Così muore la politica che ha tradito i suoi cittadini.
La Bolognina, un tempo cuore operaio e simbolo della sinistra, è oggi ridotta a piazza di spaccio di crack. Le cronache raccontano di risse tra pusher, bivacchi e paura quotidiana per i residenti.
Dove un tempo si alzavano le ciminiere e la dignità del lavoro – denuncia Luca Sforzini, esperto d’arte e fondatore del movimento Rinascimento – oggi si consumano pipe di crack. È la parabola perfetta di una politica che ha voltato le spalle al popolo che diceva di rappresentare.

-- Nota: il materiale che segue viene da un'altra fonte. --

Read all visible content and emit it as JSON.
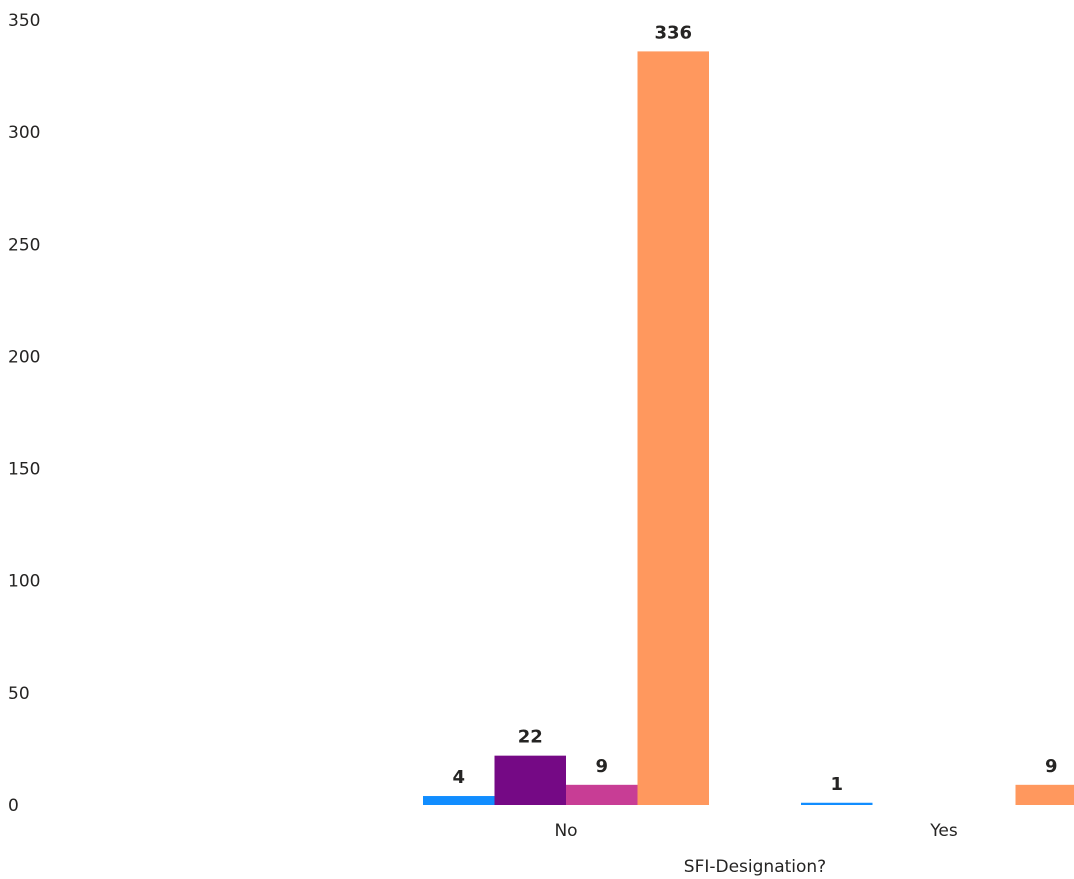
{
  "chart_data": {
    "type": "bar",
    "title": "",
    "xlabel": "SFI-Designation?",
    "ylabel": "",
    "ylim": [
      0,
      350
    ],
    "yticks": [
      0,
      50,
      100,
      150,
      200,
      250,
      300,
      350
    ],
    "grid": false,
    "categories": [
      "No",
      "Yes"
    ],
    "series": [
      {
        "color": "#118DFF",
        "values": [
          4,
          1
        ]
      },
      {
        "color": "#750985",
        "values": [
          22,
          null
        ]
      },
      {
        "color": "#C83D95",
        "values": [
          9,
          null
        ]
      },
      {
        "color": "#FF985E",
        "values": [
          336,
          9
        ]
      }
    ]
  }
}
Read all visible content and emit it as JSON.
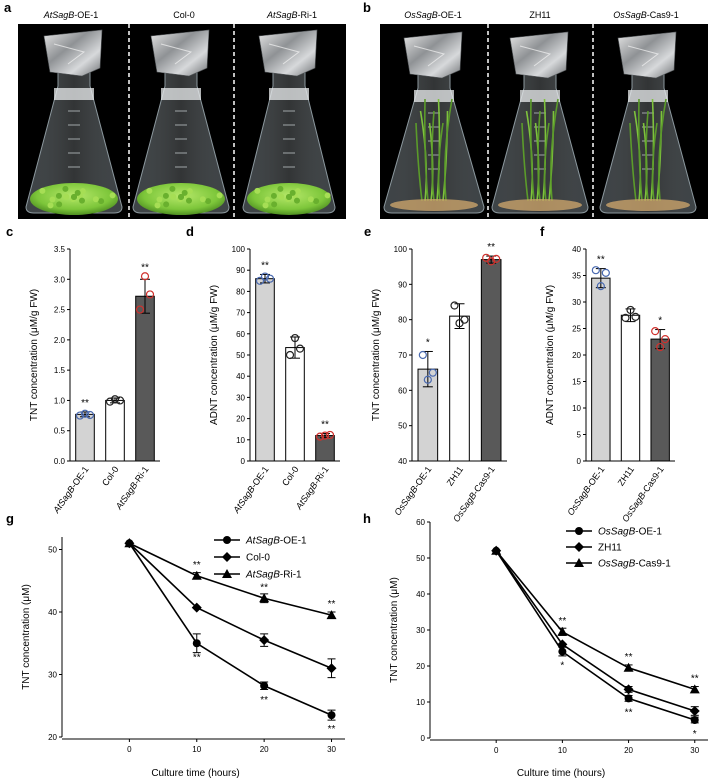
{
  "photos": {
    "a": {
      "letter": "a",
      "labels": [
        {
          "italic": "AtSagB",
          "rest": "-OE-1"
        },
        {
          "italic": "",
          "rest": "Col-0"
        },
        {
          "italic": "AtSagB",
          "rest": "-Ri-1"
        }
      ]
    },
    "b": {
      "letter": "b",
      "labels": [
        {
          "italic": "OsSagB",
          "rest": "-OE-1"
        },
        {
          "italic": "",
          "rest": "ZH11"
        },
        {
          "italic": "OsSagB",
          "rest": "-Cas9-1"
        }
      ]
    }
  },
  "colors": {
    "bar_light": "#d3d3d3",
    "bar_white": "#ffffff",
    "bar_dark": "#595959",
    "dot_blue": "#4a6ab0",
    "dot_black": "#222222",
    "dot_red": "#d0312d",
    "photo_bg": "#000000"
  },
  "chart_data": [
    {
      "id": "c",
      "letter": "c",
      "type": "bar",
      "ylabel": "TNT concentration (μM/g FW)",
      "ylim": [
        0,
        3.5
      ],
      "yticks": [
        0,
        0.5,
        1.0,
        1.5,
        2.0,
        2.5,
        3.0,
        3.5
      ],
      "tickfmt": 1,
      "categories": [
        {
          "italic": "AtSagB",
          "rest": "-OE-1"
        },
        {
          "italic": "",
          "rest": "Col-0"
        },
        {
          "italic": "AtSagB",
          "rest": "-Ri-1"
        }
      ],
      "values": [
        0.77,
        1.0,
        2.72
      ],
      "errors": [
        0.04,
        0.04,
        0.28
      ],
      "points": [
        [
          0.75,
          0.78,
          0.76
        ],
        [
          0.98,
          1.02,
          1.0
        ],
        [
          2.5,
          3.05,
          2.75
        ]
      ],
      "stars": [
        "**",
        "",
        "**"
      ]
    },
    {
      "id": "d",
      "letter": "d",
      "type": "bar",
      "ylabel": "ADNT concentration (μM/g FW)",
      "ylim": [
        0,
        100
      ],
      "yticks": [
        0,
        10,
        20,
        30,
        40,
        50,
        60,
        70,
        80,
        90,
        100
      ],
      "tickfmt": 0,
      "categories": [
        {
          "italic": "AtSagB",
          "rest": "-OE-1"
        },
        {
          "italic": "",
          "rest": "Col-0"
        },
        {
          "italic": "AtSagB",
          "rest": "-Ri-1"
        }
      ],
      "values": [
        86,
        53.5,
        12
      ],
      "errors": [
        2,
        5,
        1
      ],
      "points": [
        [
          85,
          87,
          86
        ],
        [
          50,
          58,
          53
        ],
        [
          11.5,
          12,
          12.3
        ]
      ],
      "stars": [
        "**",
        "",
        "**"
      ]
    },
    {
      "id": "e",
      "letter": "e",
      "type": "bar",
      "ylabel": "TNT concentration (μM/g FW)",
      "ylim": [
        40,
        100
      ],
      "yticks": [
        40,
        50,
        60,
        70,
        80,
        90,
        100
      ],
      "tickfmt": 0,
      "categories": [
        {
          "italic": "OsSagB",
          "rest": "-OE-1"
        },
        {
          "italic": "",
          "rest": "ZH11"
        },
        {
          "italic": "OsSagB",
          "rest": "-Cas9-1"
        }
      ],
      "values": [
        66,
        81,
        97
      ],
      "errors": [
        5,
        3.5,
        1
      ],
      "points": [
        [
          70,
          63,
          65
        ],
        [
          84,
          79,
          80
        ],
        [
          97.5,
          96.5,
          97.2
        ]
      ],
      "stars": [
        "*",
        "",
        "**"
      ]
    },
    {
      "id": "f",
      "letter": "f",
      "type": "bar",
      "ylabel": "ADNT concentration (μM/g FW)",
      "ylim": [
        0,
        40
      ],
      "yticks": [
        0,
        5,
        10,
        15,
        20,
        25,
        30,
        35,
        40
      ],
      "tickfmt": 0,
      "categories": [
        {
          "italic": "OsSagB",
          "rest": "-OE-1"
        },
        {
          "italic": "",
          "rest": "ZH11"
        },
        {
          "italic": "OsSagB",
          "rest": "-Cas9-1"
        }
      ],
      "values": [
        34.5,
        27.5,
        23
      ],
      "errors": [
        1.8,
        1.2,
        1.8
      ],
      "points": [
        [
          36,
          33,
          35.5
        ],
        [
          27,
          28.5,
          27.2
        ],
        [
          24.5,
          21.5,
          23
        ]
      ],
      "stars": [
        "**",
        "",
        "*"
      ]
    },
    {
      "id": "g",
      "letter": "g",
      "type": "line",
      "xlabel": "Culture time (hours)",
      "ylabel": "TNT concentration (μM)",
      "x": [
        0,
        10,
        20,
        30
      ],
      "xlim": [
        -10,
        32
      ],
      "ylim": [
        20,
        52
      ],
      "yticks": [
        20,
        30,
        40,
        50
      ],
      "series": [
        {
          "italic": "AtSagB",
          "rest": "-OE-1",
          "marker": "circle",
          "values": [
            51,
            35,
            28.2,
            23.5
          ],
          "errors": [
            0,
            1.5,
            0.6,
            0.8
          ],
          "stars": [
            "",
            "**",
            "**",
            "**"
          ],
          "star_pos": [
            "",
            "below",
            "below",
            "below"
          ]
        },
        {
          "italic": "",
          "rest": "Col-0",
          "marker": "diamond",
          "values": [
            51,
            40.7,
            35.5,
            31
          ],
          "errors": [
            0,
            0,
            1,
            1.5
          ],
          "stars": [
            "",
            "",
            "",
            ""
          ],
          "star_pos": [
            "",
            "",
            "",
            ""
          ]
        },
        {
          "italic": "AtSagB",
          "rest": "-Ri-1",
          "marker": "triangle",
          "values": [
            51,
            45.8,
            42.2,
            39.5
          ],
          "errors": [
            0,
            0.5,
            0.7,
            0.5
          ],
          "stars": [
            "",
            "**",
            "**",
            "**"
          ],
          "star_pos": [
            "",
            "above",
            "above",
            "above"
          ]
        }
      ]
    },
    {
      "id": "h",
      "letter": "h",
      "type": "line",
      "xlabel": "Culture time (hours)",
      "ylabel": "TNT concentration (μM)",
      "x": [
        0,
        10,
        20,
        30
      ],
      "xlim": [
        -10,
        32
      ],
      "ylim": [
        0,
        60
      ],
      "yticks": [
        0,
        10,
        20,
        30,
        40,
        50,
        60
      ],
      "series": [
        {
          "italic": "OsSagB",
          "rest": "-OE-1",
          "marker": "circle",
          "values": [
            52,
            24,
            11,
            5
          ],
          "errors": [
            0,
            1.2,
            0.8,
            0.8
          ],
          "stars": [
            "",
            "*",
            "**",
            "*"
          ],
          "star_pos": [
            "",
            "below",
            "below",
            "below"
          ]
        },
        {
          "italic": "",
          "rest": "ZH11",
          "marker": "diamond",
          "values": [
            52,
            26,
            13.5,
            7.5
          ],
          "errors": [
            0,
            0,
            0.8,
            1.2
          ],
          "stars": [
            "",
            "",
            "",
            ""
          ],
          "star_pos": [
            "",
            "",
            "",
            ""
          ]
        },
        {
          "italic": "OsSagB",
          "rest": "-Cas9-1",
          "marker": "triangle",
          "values": [
            52,
            29.5,
            19.5,
            13.5
          ],
          "errors": [
            0,
            1,
            0.8,
            0.8
          ],
          "stars": [
            "",
            "**",
            "**",
            "**"
          ],
          "star_pos": [
            "",
            "above",
            "above",
            "above"
          ]
        }
      ]
    }
  ]
}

Per Sforzini il problema non è solo di ordine pubblico, ma di cultura politica:
Quando la legalità viene barattata con il consenso, quando la sicurezza diventa un tabù ideologico, allora a vincere non è la democrazia, ma il clan. E la Bolognina ne è la prova vivente.
Il fondatore di Rinascimento affonda ancora:
Chi governa Bologna non può continuare a nascondersi dietro convegni e slogan. Qui la scelta è netta: o si sta con i cittadini che chiedono regole e dignità, o si sta con chi spaccia degrado e paura. Non esistono terze vie.
E conclude con un appello:
La cultura del limite e della responsabilità deve tornare nelle nostre città. Senza disciplina, legalità e autorità, non ci sarà né cultura né libertà. La Bolognina non è solo un quartiere: è il termometro di un’Italia che rischia di abituarsi al peggio. E noi diciamo no.